The ratio of the market capitalization of all stocks to GDP, sometimes called the Buffett Indicator, has risen from 41.9 percent in 1981 to 205.6 percent most recently. Forty years ago, nominal GDP was $3.12 trillion. Most recently, it was $21.5 trillion. Multiplying, the market capitalization in 1981 was $1.31 trillion, and today it stands at $44.2 trillion.
Arithmetically, the increase in the ratio of stock market values to GDP has two sources. One is an increase in the ratio of corporate profits to GDP. The other component is the ratio of stock prices to profits, what we might call the valuation ratio. I think of it as measured in years, meaning the number of years it will take for companies to earn the profits to justify their share values.
In 1981, corporate profits were $0.245 trillion. More recently, they were $2.35 trillion. In 1981, profits were 7.84 percent of GDP. More recently, profits were 10.93 percent of GDP.
In 1981, the valuation ratio was $1.31 trillion/ $0.245 trillion, or 5.35 years. More recently, the valuation ratio was $44.2 trillion/$2.35 trillion, or 18.8 years. Had the valuation ratio remained at 5.35 years, the market capitalization of stocks today would be only $12.6 trillion. Imagine your favorite stock index at less than 1/3 of its current level.
In short, most of the increase in the market capitalization of stocks over the past 40 years does not come from higher overall profits. Most of the increase comes from extending the number of years that investors are willing to pay for profits.
Does the spectacular rise in the valuation ratio, from 5.35 years in 1982 to 18.8 years today, mean that it is too high? If you think that it will revert to some historical mean value, then you would say yes. But if you compare it to the way that real interest rates have behaved, then you would say no. In 1981, the inflation-adjusted interest rate on the 10-year U.S. Treasury bond was at least 2-1/2 percent. Today, this inflation-adjusted interest rate is below zero. At such an interest rate, stocks are cheap as long as corporations are earning any profits at all.

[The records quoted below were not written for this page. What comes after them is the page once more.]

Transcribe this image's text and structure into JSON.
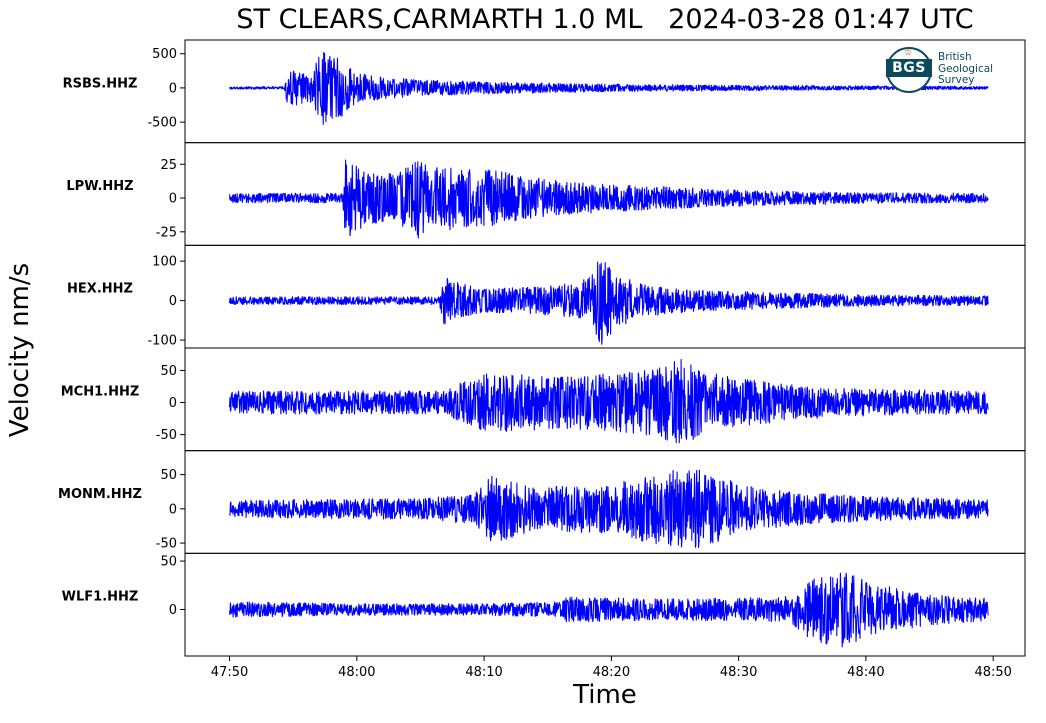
{
  "chart_data": {
    "type": "line",
    "title": "ST CLEARS,CARMARTH 1.0 ML   2024-03-28 01:47 UTC",
    "xlabel": "Time",
    "ylabel": "Velocity nm/s",
    "line_color": "#0000ff",
    "x_ticks": [
      "47:50",
      "48:00",
      "48:10",
      "48:20",
      "48:30",
      "48:40",
      "48:50"
    ],
    "x_tick_seconds": [
      0,
      10,
      20,
      30,
      40,
      50,
      60
    ],
    "xlim_seconds": [
      -3.5,
      62.5
    ],
    "signal_start_seconds": 0,
    "signal_end_seconds": 59.6,
    "series": [
      {
        "name": "RSBS.HHZ",
        "ylim": [
          -800,
          700
        ],
        "yticks": [
          500,
          0,
          -500
        ],
        "ytick_labels": [
          "500",
          "0",
          "-500"
        ],
        "envelope": [
          [
            0,
            18
          ],
          [
            4.3,
            20
          ],
          [
            4.5,
            260
          ],
          [
            5.5,
            250
          ],
          [
            6.5,
            220
          ],
          [
            7.2,
            560
          ],
          [
            8,
            450
          ],
          [
            8.5,
            500
          ],
          [
            9,
            380
          ],
          [
            10,
            220
          ],
          [
            12,
            160
          ],
          [
            15,
            120
          ],
          [
            20,
            90
          ],
          [
            25,
            70
          ],
          [
            30,
            55
          ],
          [
            40,
            40
          ],
          [
            50,
            30
          ],
          [
            59.6,
            22
          ]
        ]
      },
      {
        "name": "LPW.HHZ",
        "ylim": [
          -35,
          41
        ],
        "yticks": [
          25,
          0,
          -25
        ],
        "ytick_labels": [
          "25",
          "0",
          "-25"
        ],
        "envelope": [
          [
            0,
            3.5
          ],
          [
            8.9,
            3.5
          ],
          [
            9.1,
            32
          ],
          [
            9.8,
            25
          ],
          [
            11,
            20
          ],
          [
            13,
            18
          ],
          [
            14.8,
            30
          ],
          [
            16,
            22
          ],
          [
            17,
            24
          ],
          [
            19,
            22
          ],
          [
            21,
            20
          ],
          [
            24,
            15
          ],
          [
            27,
            12
          ],
          [
            30,
            10
          ],
          [
            35,
            8
          ],
          [
            40,
            6
          ],
          [
            45,
            5
          ],
          [
            50,
            4
          ],
          [
            59.6,
            3.5
          ]
        ]
      },
      {
        "name": "HEX.HHZ",
        "ylim": [
          -120,
          140
        ],
        "yticks": [
          100,
          0,
          -100
        ],
        "ytick_labels": [
          "100",
          "0",
          "-100"
        ],
        "envelope": [
          [
            0,
            10
          ],
          [
            16.5,
            10
          ],
          [
            16.7,
            65
          ],
          [
            18,
            45
          ],
          [
            20,
            30
          ],
          [
            24,
            35
          ],
          [
            27,
            45
          ],
          [
            28,
            55
          ],
          [
            29.2,
            115
          ],
          [
            30.5,
            70
          ],
          [
            32,
            45
          ],
          [
            34,
            35
          ],
          [
            38,
            25
          ],
          [
            44,
            20
          ],
          [
            50,
            15
          ],
          [
            59.6,
            12
          ]
        ]
      },
      {
        "name": "MCH1.HHZ",
        "ylim": [
          -75,
          85
        ],
        "yticks": [
          50,
          0,
          -50
        ],
        "ytick_labels": [
          "50",
          "0",
          "-50"
        ],
        "envelope": [
          [
            0,
            18
          ],
          [
            17,
            18
          ],
          [
            18,
            30
          ],
          [
            20,
            45
          ],
          [
            23,
            45
          ],
          [
            26,
            40
          ],
          [
            30,
            45
          ],
          [
            34,
            55
          ],
          [
            35.5,
            70
          ],
          [
            37,
            50
          ],
          [
            40,
            38
          ],
          [
            44,
            28
          ],
          [
            48,
            22
          ],
          [
            53,
            20
          ],
          [
            59.6,
            18
          ]
        ]
      },
      {
        "name": "MONM.HHZ",
        "ylim": [
          -65,
          85
        ],
        "yticks": [
          50,
          0,
          -50
        ],
        "ytick_labels": [
          "50",
          "0",
          "-50"
        ],
        "envelope": [
          [
            0,
            12
          ],
          [
            10,
            15
          ],
          [
            15,
            15
          ],
          [
            19,
            22
          ],
          [
            20.5,
            50
          ],
          [
            22,
            45
          ],
          [
            24,
            30
          ],
          [
            27,
            35
          ],
          [
            30,
            35
          ],
          [
            34,
            55
          ],
          [
            36,
            60
          ],
          [
            38,
            55
          ],
          [
            40,
            35
          ],
          [
            44,
            25
          ],
          [
            50,
            18
          ],
          [
            59.6,
            14
          ]
        ]
      },
      {
        "name": "WLF1.HHZ",
        "ylim": [
          -48,
          58
        ],
        "yticks": [
          50,
          0
        ],
        "ytick_labels": [
          "50",
          "0"
        ],
        "envelope": [
          [
            0,
            8
          ],
          [
            5,
            7
          ],
          [
            10,
            6
          ],
          [
            20,
            6
          ],
          [
            26,
            8
          ],
          [
            26.5,
            13
          ],
          [
            30,
            12
          ],
          [
            34,
            11
          ],
          [
            40,
            12
          ],
          [
            44,
            14
          ],
          [
            46,
            35
          ],
          [
            48,
            40
          ],
          [
            50,
            30
          ],
          [
            53,
            20
          ],
          [
            56,
            15
          ],
          [
            59.6,
            12
          ]
        ]
      }
    ]
  },
  "logo": {
    "initials": "BGS",
    "lines": [
      "British",
      "Geological",
      "Survey"
    ]
  }
}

I think that negative real interest rates are a sign that financial markets are out of whack. If I am right about this, then at some point interest rates will climb, and this may finally put in an end to forty years of increasing stock market valuations. If I am wrong about this, and low or negative real interest rates are with us indefinitely, then stock market valuations ought to be even higher than they are today.
We've trained the population to expect that prices will increase at 2% annually, while a diversified portfolio will increase 6+% (with little risk and a central-bank safety net). I believe this creates the perception that utility of saving exceeds that of consumption.

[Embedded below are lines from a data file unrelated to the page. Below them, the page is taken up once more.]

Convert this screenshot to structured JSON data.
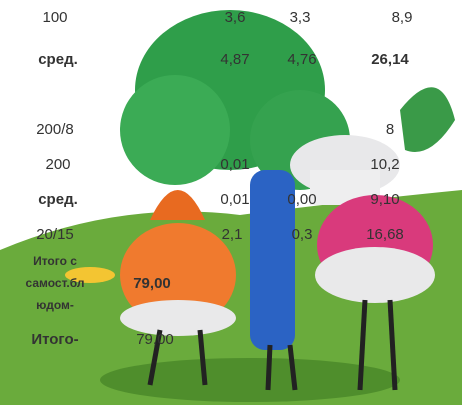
{
  "table": {
    "rows": [
      [
        "100",
        "3,6",
        "3,3",
        "8,9"
      ],
      [
        "сред.",
        "4,87",
        "4,76",
        "26,14"
      ],
      [
        "200/8",
        null,
        null,
        "8"
      ],
      [
        "200",
        "0,01",
        null,
        "10,2"
      ],
      [
        "сред.",
        "0,01",
        "0,00",
        "9,10"
      ],
      [
        "20/15",
        "2,1",
        "0,3",
        "16,68"
      ]
    ]
  },
  "totals": [
    {
      "label": [
        "Итого с",
        "самост.бл",
        "юдом-"
      ],
      "value": "79,00"
    },
    {
      "label": [
        "Итого-"
      ],
      "value": "79,00"
    }
  ]
}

Add government and central bank backstops to financial asset values and you end up with a stock of "wealth" that greatly exceeds the size of the economy. This creates negative real rates, pushes down future returns on all financial assets, etc. The big losers will be those just beginning to accumulate assets - we've essentially engineered a massive one-time wealth transfer to people who accumulated assets years/decades ago.
With $2.35T in profits (likely to grow as the economy ramps back up) and a market price of $44.2T you have an earnings yield of 5.3%. Compared to the 1.24% yield on a 10 year U.S. bond, that doesn't seem all that crazy.